那个年代,农村没有什么娱乐项目,我记事以来,大多数夜晚都是在皂角树下,大人做活、小孩玩耍。记忆中爹与本家叔叔或邻居在此乘凉,他们有的嘴含小烟袋,有的抽着用废报纸或是小孩子写过字的作业本卷起的旱烟,说着诸如天好久没有下雨,村北洼地里的庄稼旱得焦黄,南边的庄稼该疏苗了,或是李家的猪长得好肥,老王家的大儿媳妇照顾卧床不起的公公,真是个孝顺媳妇……口渴了端起脚下蓝花大瓷碗喝一口白开水,滋润了一下嗓子,然后用衣袖抹一下嘴角,继续大声地聊着天,烟袋锅明明灭灭,与枝叶间闪闪烁烁的星星、月亮交相辉映。此时,心灵手巧的娘借着明亮的月光,旁若无人又极其认真地飞针走线,或纳鞋底,或做鞋帮,或手摇着木制纺线车纺棉花,还不时地抬头瞅一眼在树下或院子内玩耍的孩子。

上世纪60年代末,我开始上小学,放学后、假期里,就在皂角树下背课文、做作业,或哄着弟弟妹妹玩耍,或帮着大人扒玉米、擦地瓜干。

有时,娘一边做手中的活一边给我们讲故事,这时我们一群小孩子就会停止打闹,光着小脚丫席地而坐,侧耳聆听娘讲牛郎织女、孟姜女哭长城、白娘子和许仙的传说。
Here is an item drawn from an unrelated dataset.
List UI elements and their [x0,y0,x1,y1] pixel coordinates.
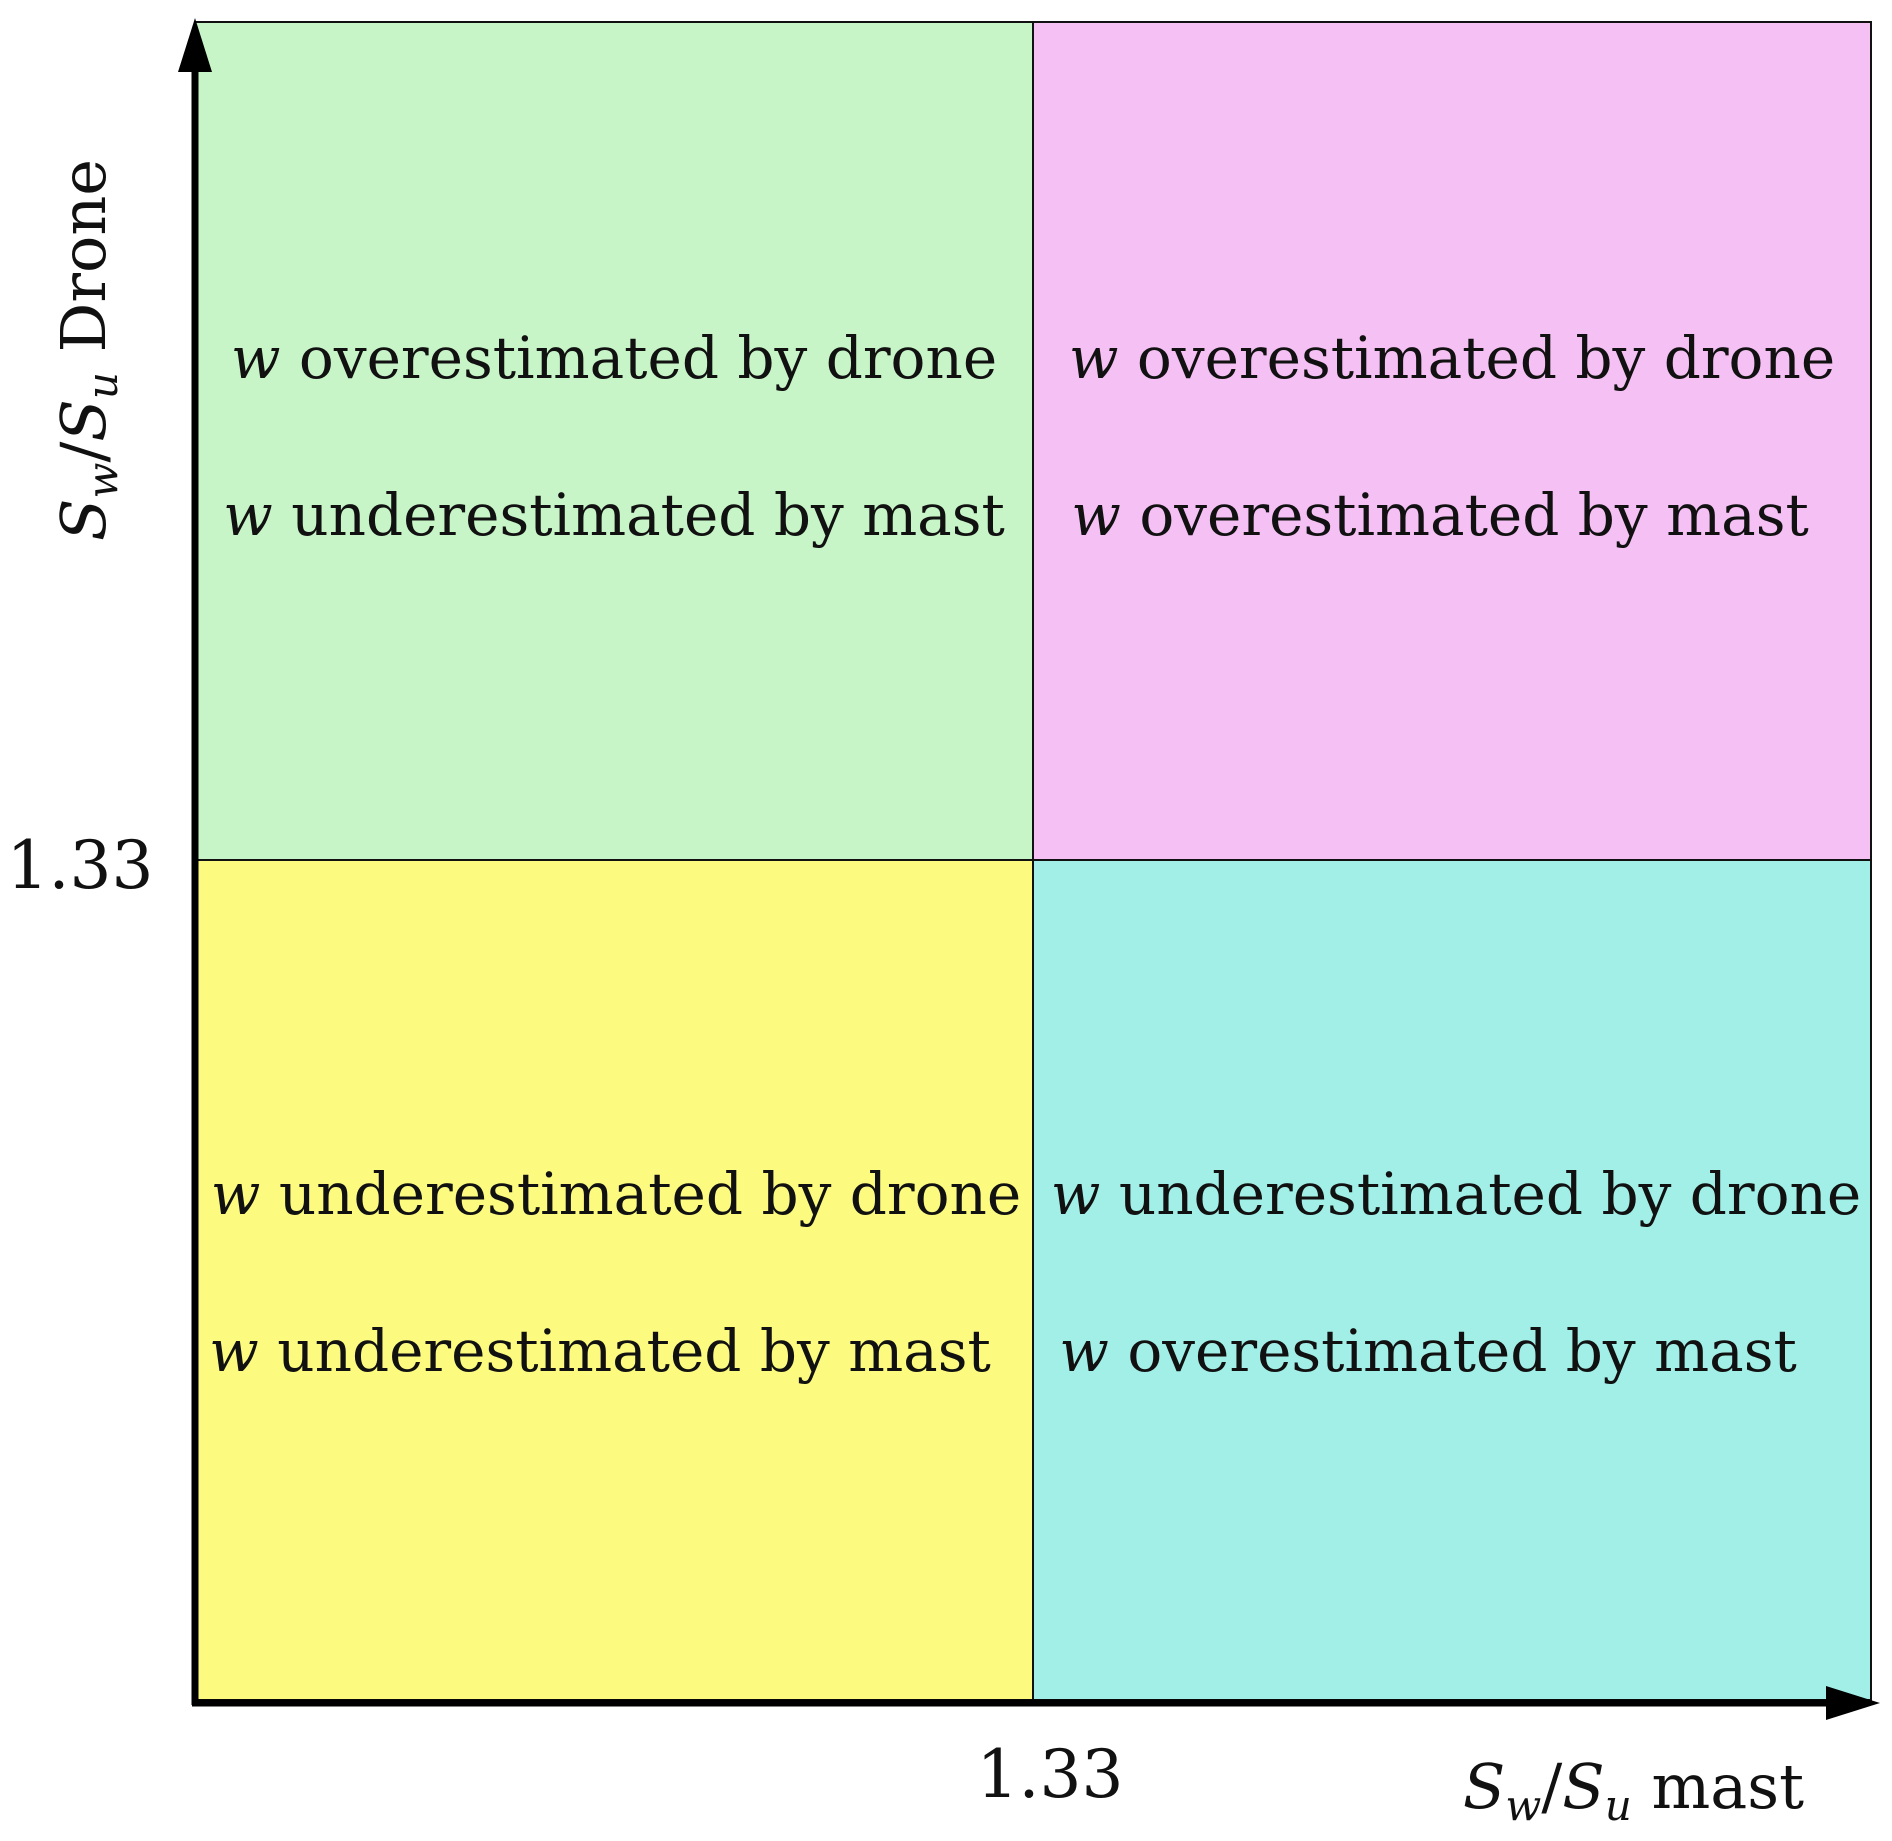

娘讲得最多的是北宋杨家将与辽国萧太后打仗的故事,爹爹每每听到,都会取出嘴里的喇叭筒纸烟笑着说:“哈哈,又说你们祖宗老杨家的故事了。”小时候不懂,长大了才知道,住在东平湖畔大古墩的姥姥家姓杨。

此时,月光透过斑驳的树叶洒下来,洒在身上就有了一个个大小不一的银色斑点……

聪明的妹妹突然发现小厨房门口的水缸里有了月亮,给小弟弟洗澡用的陶瓷盆里也有了月亮,我和弟弟觉得惊奇,天上的月亮怎么掉进了缸里、盆里?便急忙从地上爬起来跑去争看,我们几个孩子争抢着说:“大的是我的,我的!”妹妹见大家与她争抢很不高兴,非常委屈地噘起了小嘴说:“俺先发现的,大月亮该归俺!”娘停下手中的活计赶忙道:“归你归你,归俺宝贝闺女。”一时间,欢声笑语便在皂角树下荡漾。

也就是从那个时候起,这一个个温馨的画面就永远地储存在了脑海里,铭刻在了心间。虽然过去很多年了,但我依然会常常想起这棵皂角树,想起在皂角树下与爹娘依偎、与弟弟妹妹相伴、与同村发小玩耍的情景。不知多少次,我自言自语地说:不长大多好,不出远门多好,不离开爹娘多好,让皂角树下那段美好的时光定格多好。

往事已逾几十年,疼爱我的爹娘前几年已先后作古。我的年龄也已过花甲,然而不老的记忆、难忘的乡情,总是挥之不去,泪湿青衫。